27 August 2023 - 16:13

ran a 5 minute strace, afer box got stuck this morning.

don't know what exactly to look for.

it's mostly repeating:

[pid  1530] 10:55:53.097054 ioctl(8, _IOC(_IOC_NONE, 0, 0x22, 0), 0x12) = 0
[pid  1530] 10:55:53.116929 futex(0x343be0, FUTEX_WAKE_PRIVATE, 1) = 0
[pid  1530] 10:55:53.117073 futex_time64(0x343c20, FUTEX_WAIT_BITSET_PRIVATE|FUTEX_CLOCK_REALTIME, 0, {tv_sec=1692953753, tv_nsec=502132989093597259}, FUTEX_BITSET_MATCH_ANY) = -1 ENOSYS (Function not implemented)
[pid  1530] 10:55:53.117215 futex(0x343c20, FUTEX_WAIT_BITSET_PRIVATE|FUTEX_CLOCK_REALTIME, 0, {tv_sec=1692953753, tv_nsec=216911947}, FUTEX_BITSET_MATCH_ANY) = -1 ETIMEDOUT (Connection timed out)

attachicon.gif strace1.txt

 

maybe I will run enigma2 with strace tonight, to see what happens meanwhile the box gets stuck again.

 

I will have look. Please in the future exclude calls to futex (-e !futex) because they tend to fill up the log, without adding any information.
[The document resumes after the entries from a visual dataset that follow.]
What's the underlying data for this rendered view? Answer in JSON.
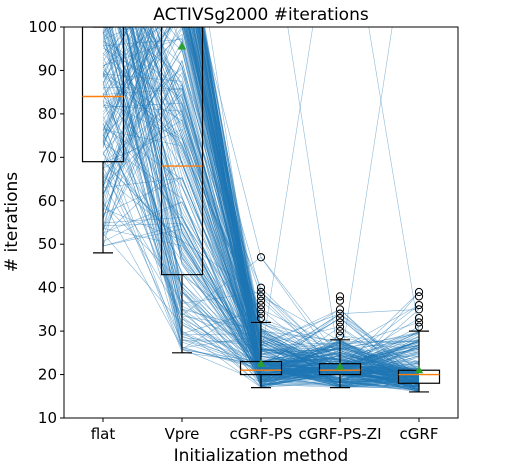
{
  "chart_data": {
    "type": "box",
    "title": "ACTIVSg2000 #iterations",
    "xlabel": "Initialization method",
    "ylabel": "# iterations",
    "ylim": [
      10,
      100
    ],
    "yticks": [
      10,
      20,
      30,
      40,
      50,
      60,
      70,
      80,
      90,
      100
    ],
    "categories": [
      "flat",
      "Vpre",
      "cGRF-PS",
      "cGRF-PS-ZI",
      "cGRF"
    ],
    "boxes": [
      {
        "category": "flat",
        "whisker_low": 48,
        "q1": 69,
        "median": 84,
        "q3": 100,
        "whisker_high": 100,
        "mean": null,
        "outliers": []
      },
      {
        "category": "Vpre",
        "whisker_low": 25,
        "q1": 43,
        "median": 68,
        "q3": 100,
        "whisker_high": 100,
        "mean": 95.5,
        "outliers": []
      },
      {
        "category": "cGRF-PS",
        "whisker_low": 17,
        "q1": 20,
        "median": 21,
        "q3": 23,
        "whisker_high": 32,
        "mean": 22.5,
        "outliers": [
          33,
          34,
          35,
          36,
          37,
          38,
          39,
          40,
          47
        ]
      },
      {
        "category": "cGRF-PS-ZI",
        "whisker_low": 17,
        "q1": 20,
        "median": 21,
        "q3": 22.5,
        "whisker_high": 28,
        "mean": 21.8,
        "outliers": [
          29,
          30,
          31,
          32,
          33,
          34,
          35,
          37,
          38
        ]
      },
      {
        "category": "cGRF",
        "whisker_low": 16,
        "q1": 18,
        "median": 20,
        "q3": 21,
        "whisker_high": 30,
        "mean": 21,
        "outliers": [
          31,
          32,
          33,
          35,
          36,
          38,
          39
        ]
      }
    ],
    "connecting_lines": "one line per case joining its iteration counts across methods",
    "colors": {
      "lines": "#1f77b4",
      "median": "#ff7f0e",
      "mean": "#2ca02c",
      "box": "#000000"
    },
    "grid": false,
    "legend": "none"
  }
}
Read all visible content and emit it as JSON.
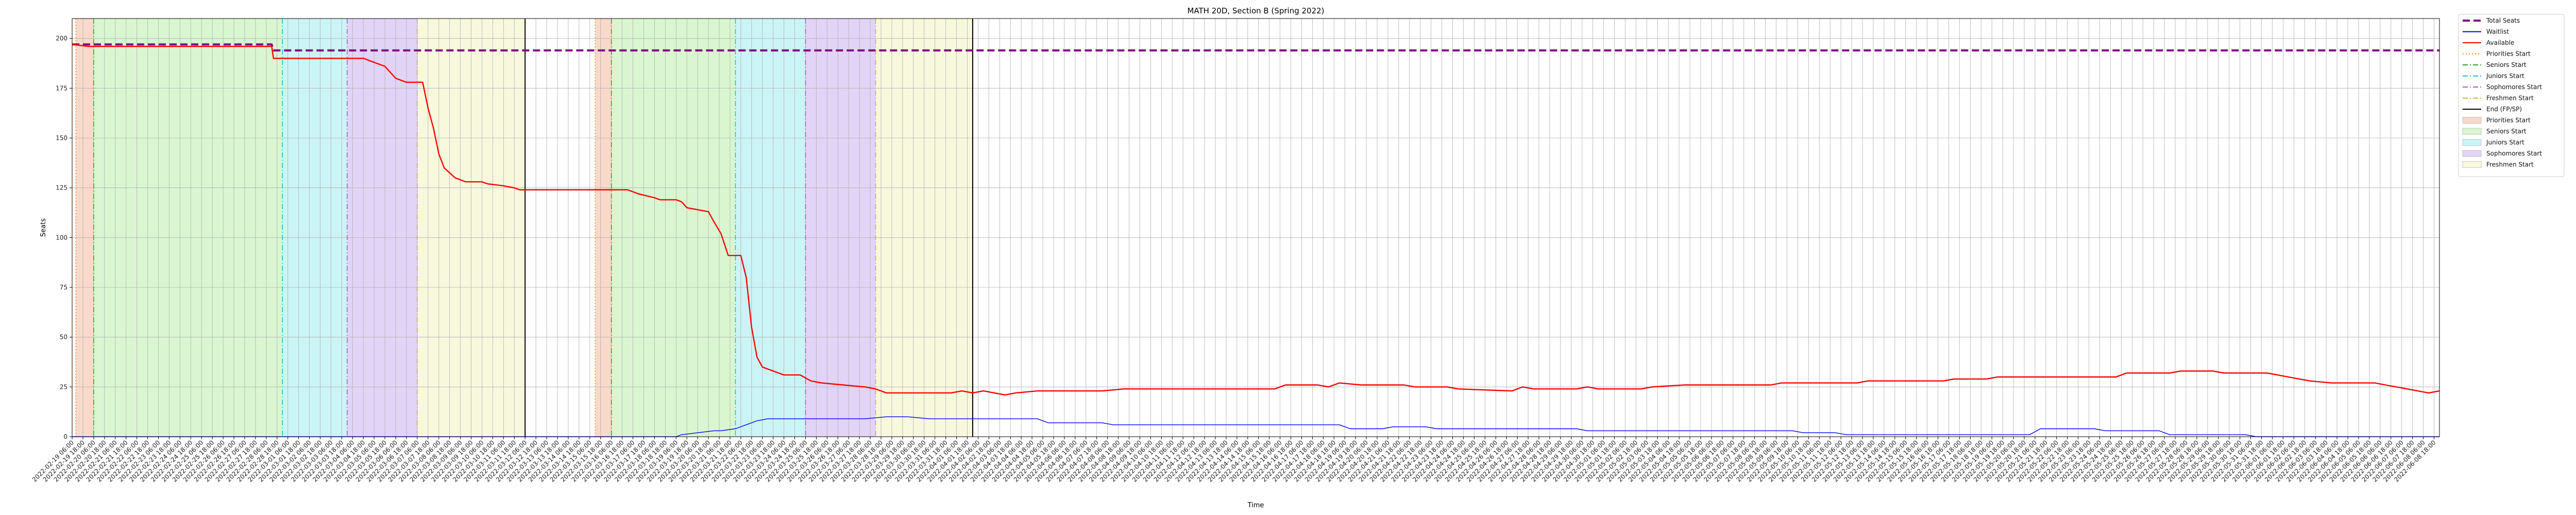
{
  "chart_data": {
    "type": "line",
    "title": "MATH 20D, Section B (Spring 2022)",
    "xlabel": "Time",
    "ylabel": "Seats",
    "ylim": [
      0,
      210
    ],
    "yticks": [
      0,
      25,
      50,
      75,
      100,
      125,
      150,
      175,
      200
    ],
    "xlim": [
      "2022-02-19 06:00",
      "2022-06-09 00:00"
    ],
    "grid": true,
    "legend_position": "outside-right",
    "series": [
      {
        "name": "Total Seats",
        "color": "#800080",
        "style": "dashed",
        "points": [
          [
            "2022-02-19 06:00",
            197
          ],
          [
            "2022-02-28 12:00",
            197
          ],
          [
            "2022-02-28 14:00",
            194
          ],
          [
            "2022-06-09 00:00",
            194
          ]
        ]
      },
      {
        "name": "Waitlist",
        "color": "#0000ff",
        "style": "solid",
        "points": [
          [
            "2022-02-19 06:00",
            0
          ],
          [
            "2022-03-19 06:00",
            0
          ],
          [
            "2022-03-19 12:00",
            1
          ],
          [
            "2022-03-20 06:00",
            2
          ],
          [
            "2022-03-21 00:00",
            3
          ],
          [
            "2022-03-21 08:00",
            3
          ],
          [
            "2022-03-22 00:00",
            4
          ],
          [
            "2022-03-22 12:00",
            6
          ],
          [
            "2022-03-23 00:00",
            8
          ],
          [
            "2022-03-23 12:00",
            9
          ],
          [
            "2022-03-25 00:00",
            9
          ],
          [
            "2022-03-28 00:00",
            9
          ],
          [
            "2022-03-29 00:00",
            10
          ],
          [
            "2022-03-30 00:00",
            10
          ],
          [
            "2022-03-31 00:00",
            9
          ],
          [
            "2022-04-05 00:00",
            9
          ],
          [
            "2022-04-05 12:00",
            7
          ],
          [
            "2022-04-08 00:00",
            7
          ],
          [
            "2022-04-08 12:00",
            6
          ],
          [
            "2022-04-19 00:00",
            6
          ],
          [
            "2022-04-19 12:00",
            4
          ],
          [
            "2022-04-21 00:00",
            4
          ],
          [
            "2022-04-21 12:00",
            5
          ],
          [
            "2022-04-23 00:00",
            5
          ],
          [
            "2022-04-23 12:00",
            4
          ],
          [
            "2022-04-30 00:00",
            4
          ],
          [
            "2022-04-30 12:00",
            3
          ],
          [
            "2022-05-10 00:00",
            3
          ],
          [
            "2022-05-10 12:00",
            2
          ],
          [
            "2022-05-12 00:00",
            2
          ],
          [
            "2022-05-12 12:00",
            1
          ],
          [
            "2022-05-21 00:00",
            1
          ],
          [
            "2022-05-21 12:00",
            4
          ],
          [
            "2022-05-24 00:00",
            4
          ],
          [
            "2022-05-24 12:00",
            3
          ],
          [
            "2022-05-27 00:00",
            3
          ],
          [
            "2022-05-27 12:00",
            1
          ],
          [
            "2022-05-31 00:00",
            1
          ],
          [
            "2022-05-31 12:00",
            0
          ],
          [
            "2022-06-09 00:00",
            0
          ]
        ]
      },
      {
        "name": "Available",
        "color": "#ff0000",
        "style": "solid",
        "points": [
          [
            "2022-02-19 06:00",
            197
          ],
          [
            "2022-02-20 00:00",
            196
          ],
          [
            "2022-02-28 12:00",
            196
          ],
          [
            "2022-02-28 14:00",
            190
          ],
          [
            "2022-03-04 18:00",
            190
          ],
          [
            "2022-03-05 06:00",
            188
          ],
          [
            "2022-03-05 18:00",
            186
          ],
          [
            "2022-03-06 06:00",
            180
          ],
          [
            "2022-03-06 18:00",
            178
          ],
          [
            "2022-03-07 12:00",
            178
          ],
          [
            "2022-03-07 18:00",
            165
          ],
          [
            "2022-03-08 00:00",
            155
          ],
          [
            "2022-03-08 06:00",
            142
          ],
          [
            "2022-03-08 12:00",
            135
          ],
          [
            "2022-03-09 00:00",
            130
          ],
          [
            "2022-03-09 12:00",
            128
          ],
          [
            "2022-03-10 06:00",
            128
          ],
          [
            "2022-03-10 12:00",
            127
          ],
          [
            "2022-03-11 06:00",
            126
          ],
          [
            "2022-03-11 18:00",
            125
          ],
          [
            "2022-03-12 00:00",
            124
          ],
          [
            "2022-03-17 00:00",
            124
          ],
          [
            "2022-03-17 12:00",
            122
          ],
          [
            "2022-03-18 06:00",
            120
          ],
          [
            "2022-03-18 12:00",
            119
          ],
          [
            "2022-03-19 06:00",
            119
          ],
          [
            "2022-03-19 12:00",
            118
          ],
          [
            "2022-03-19 18:00",
            115
          ],
          [
            "2022-03-20 06:00",
            114
          ],
          [
            "2022-03-20 18:00",
            113
          ],
          [
            "2022-03-21 00:00",
            108
          ],
          [
            "2022-03-21 08:00",
            102
          ],
          [
            "2022-03-21 16:00",
            91
          ],
          [
            "2022-03-22 06:00",
            91
          ],
          [
            "2022-03-22 12:00",
            80
          ],
          [
            "2022-03-22 18:00",
            55
          ],
          [
            "2022-03-23 00:00",
            40
          ],
          [
            "2022-03-23 06:00",
            35
          ],
          [
            "2022-03-23 18:00",
            33
          ],
          [
            "2022-03-24 06:00",
            31
          ],
          [
            "2022-03-25 00:00",
            31
          ],
          [
            "2022-03-25 12:00",
            28
          ],
          [
            "2022-03-26 00:00",
            27
          ],
          [
            "2022-03-27 00:00",
            26
          ],
          [
            "2022-03-28 00:00",
            25
          ],
          [
            "2022-03-28 12:00",
            24
          ],
          [
            "2022-03-29 00:00",
            22
          ],
          [
            "2022-04-01 00:00",
            22
          ],
          [
            "2022-04-01 12:00",
            23
          ],
          [
            "2022-04-02 00:00",
            22
          ],
          [
            "2022-04-02 12:00",
            23
          ],
          [
            "2022-04-03 00:00",
            22
          ],
          [
            "2022-04-03 12:00",
            21
          ],
          [
            "2022-04-04 00:00",
            22
          ],
          [
            "2022-04-05 00:00",
            23
          ],
          [
            "2022-04-08 00:00",
            23
          ],
          [
            "2022-04-09 00:00",
            24
          ],
          [
            "2022-04-16 00:00",
            24
          ],
          [
            "2022-04-16 12:00",
            26
          ],
          [
            "2022-04-18 00:00",
            26
          ],
          [
            "2022-04-18 12:00",
            25
          ],
          [
            "2022-04-19 00:00",
            27
          ],
          [
            "2022-04-20 00:00",
            26
          ],
          [
            "2022-04-22 00:00",
            26
          ],
          [
            "2022-04-22 12:00",
            25
          ],
          [
            "2022-04-24 00:00",
            25
          ],
          [
            "2022-04-24 12:00",
            24
          ],
          [
            "2022-04-27 00:00",
            23
          ],
          [
            "2022-04-27 12:00",
            25
          ],
          [
            "2022-04-28 00:00",
            24
          ],
          [
            "2022-04-30 00:00",
            24
          ],
          [
            "2022-04-30 12:00",
            25
          ],
          [
            "2022-05-01 00:00",
            24
          ],
          [
            "2022-05-03 00:00",
            24
          ],
          [
            "2022-05-03 12:00",
            25
          ],
          [
            "2022-05-05 00:00",
            26
          ],
          [
            "2022-05-09 00:00",
            26
          ],
          [
            "2022-05-09 12:00",
            27
          ],
          [
            "2022-05-13 00:00",
            27
          ],
          [
            "2022-05-13 12:00",
            28
          ],
          [
            "2022-05-17 00:00",
            28
          ],
          [
            "2022-05-17 12:00",
            29
          ],
          [
            "2022-05-19 00:00",
            29
          ],
          [
            "2022-05-19 12:00",
            30
          ],
          [
            "2022-05-25 00:00",
            30
          ],
          [
            "2022-05-25 12:00",
            32
          ],
          [
            "2022-05-27 12:00",
            32
          ],
          [
            "2022-05-28 00:00",
            33
          ],
          [
            "2022-05-29 12:00",
            33
          ],
          [
            "2022-05-30 00:00",
            32
          ],
          [
            "2022-06-01 00:00",
            32
          ],
          [
            "2022-06-01 12:00",
            31
          ],
          [
            "2022-06-02 00:00",
            30
          ],
          [
            "2022-06-02 12:00",
            29
          ],
          [
            "2022-06-03 00:00",
            28
          ],
          [
            "2022-06-04 00:00",
            27
          ],
          [
            "2022-06-06 00:00",
            27
          ],
          [
            "2022-06-06 12:00",
            26
          ],
          [
            "2022-06-07 00:00",
            25
          ],
          [
            "2022-06-07 12:00",
            24
          ],
          [
            "2022-06-08 00:00",
            23
          ],
          [
            "2022-06-08 12:00",
            22
          ],
          [
            "2022-06-09 00:00",
            23
          ]
        ]
      }
    ],
    "period_markers": [
      {
        "name": "Priorities Start",
        "start": "2022-02-19 10:00",
        "end": "2022-02-20 06:00",
        "fill": "#f4c0a6",
        "line_color": "#ff7f0e",
        "line_style": "dotted"
      },
      {
        "name": "Seniors Start",
        "start": "2022-02-20 06:00",
        "end": "2022-03-01 00:00",
        "fill": "#bff0b0",
        "line_color": "#2ca02c",
        "line_style": "dashdot"
      },
      {
        "name": "Juniors Start",
        "start": "2022-03-01 00:00",
        "end": "2022-03-04 00:00",
        "fill": "#a8ecf0",
        "line_color": "#17becf",
        "line_style": "dashdot"
      },
      {
        "name": "Sophomores Start",
        "start": "2022-03-04 00:00",
        "end": "2022-03-07 06:00",
        "fill": "#cdb8f0",
        "line_color": "#9467bd",
        "line_style": "dashdot"
      },
      {
        "name": "Freshmen Start",
        "start": "2022-03-07 06:00",
        "end": "2022-03-12 06:00",
        "fill": "#f4f4c6",
        "line_color": "#bcbd22",
        "line_style": "dashdot"
      },
      {
        "name": "End (FP/SP)",
        "at": "2022-03-12 06:00",
        "line_color": "#000000",
        "line_style": "solid"
      },
      {
        "name": "Priorities Start",
        "start": "2022-03-15 12:00",
        "end": "2022-03-16 06:00",
        "fill": "#f4c0a6",
        "line_color": "#ff7f0e",
        "line_style": "dotted"
      },
      {
        "name": "Seniors Start",
        "start": "2022-03-16 06:00",
        "end": "2022-03-22 00:00",
        "fill": "#bff0b0",
        "line_color": "#2ca02c",
        "line_style": "dashdot"
      },
      {
        "name": "Juniors Start",
        "start": "2022-03-22 00:00",
        "end": "2022-03-25 06:00",
        "fill": "#a8ecf0",
        "line_color": "#17becf",
        "line_style": "dashdot"
      },
      {
        "name": "Sophomores Start",
        "start": "2022-03-25 06:00",
        "end": "2022-03-28 12:00",
        "fill": "#cdb8f0",
        "line_color": "#9467bd",
        "line_style": "dashdot"
      },
      {
        "name": "Freshmen Start",
        "start": "2022-03-28 12:00",
        "end": "2022-04-02 00:00",
        "fill": "#f4f4c6",
        "line_color": "#bcbd22",
        "line_style": "dashdot"
      },
      {
        "name": "End (FP/SP)",
        "at": "2022-04-02 00:00",
        "line_color": "#000000",
        "line_style": "solid"
      }
    ],
    "x_tick_interval_hours": 12,
    "legend": [
      {
        "label": "Total Seats",
        "kind": "line",
        "color": "#800080",
        "style": "dashed"
      },
      {
        "label": "Waitlist",
        "kind": "line",
        "color": "#0000ff",
        "style": "solid"
      },
      {
        "label": "Available",
        "kind": "line",
        "color": "#ff0000",
        "style": "solid"
      },
      {
        "label": "Priorities Start",
        "kind": "line",
        "color": "#ff7f0e",
        "style": "dotted"
      },
      {
        "label": "Seniors Start",
        "kind": "line",
        "color": "#2ca02c",
        "style": "dashdot"
      },
      {
        "label": "Juniors Start",
        "kind": "line",
        "color": "#17becf",
        "style": "dashdot"
      },
      {
        "label": "Sophomores Start",
        "kind": "line",
        "color": "#9467bd",
        "style": "dashdot"
      },
      {
        "label": "Freshmen Start",
        "kind": "line",
        "color": "#bcbd22",
        "style": "dashdot"
      },
      {
        "label": "End (FP/SP)",
        "kind": "line",
        "color": "#000000",
        "style": "solid"
      },
      {
        "label": "Priorities Start",
        "kind": "patch",
        "color": "#f4c0a6"
      },
      {
        "label": "Seniors Start",
        "kind": "patch",
        "color": "#bff0b0"
      },
      {
        "label": "Juniors Start",
        "kind": "patch",
        "color": "#a8ecf0"
      },
      {
        "label": "Sophomores Start",
        "kind": "patch",
        "color": "#cdb8f0"
      },
      {
        "label": "Freshmen Start",
        "kind": "patch",
        "color": "#f4f4c6"
      }
    ]
  }
}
In Topic: Enigma 2 freezes "[eFilePushThreadRecorder] thread could not be stopped...

22 August 2023 - 17:33

At this moment I am suspecting the read system call to not be interrupted by the signal. According to the manpage system calls are only interrupted by signals when they're expected to take "some time". There is no hard specification, but they mention some examples, e.g. reads/writes to/from a local disk are expected to be a "quick" operation and cannot be interrupted. Read/writes to/from a remote file system (like NFS and SMB) can be considered to be a "slow operation" and can probably be interrupted.

 

At the same time I am seeing that I don't have problems, while I am using an NFS mount. The same goes for Wanwizard. Maybe the people that are experiencing issue are using a local disk, which could explain the difference. The exact behaviour of read/write can also be influenced by glibc, which, hey, happens to be updated when we moved to OE Zeus, from which point we are seeing the issues.

 

So I think the next step really should be debugging this. I'd like to ask anyone who has a frozen enigma, to login to the box, start strace on enigma, and check if any thread is blocking on a read(). If that turns out to be difficult, I could add some debugging code to show this.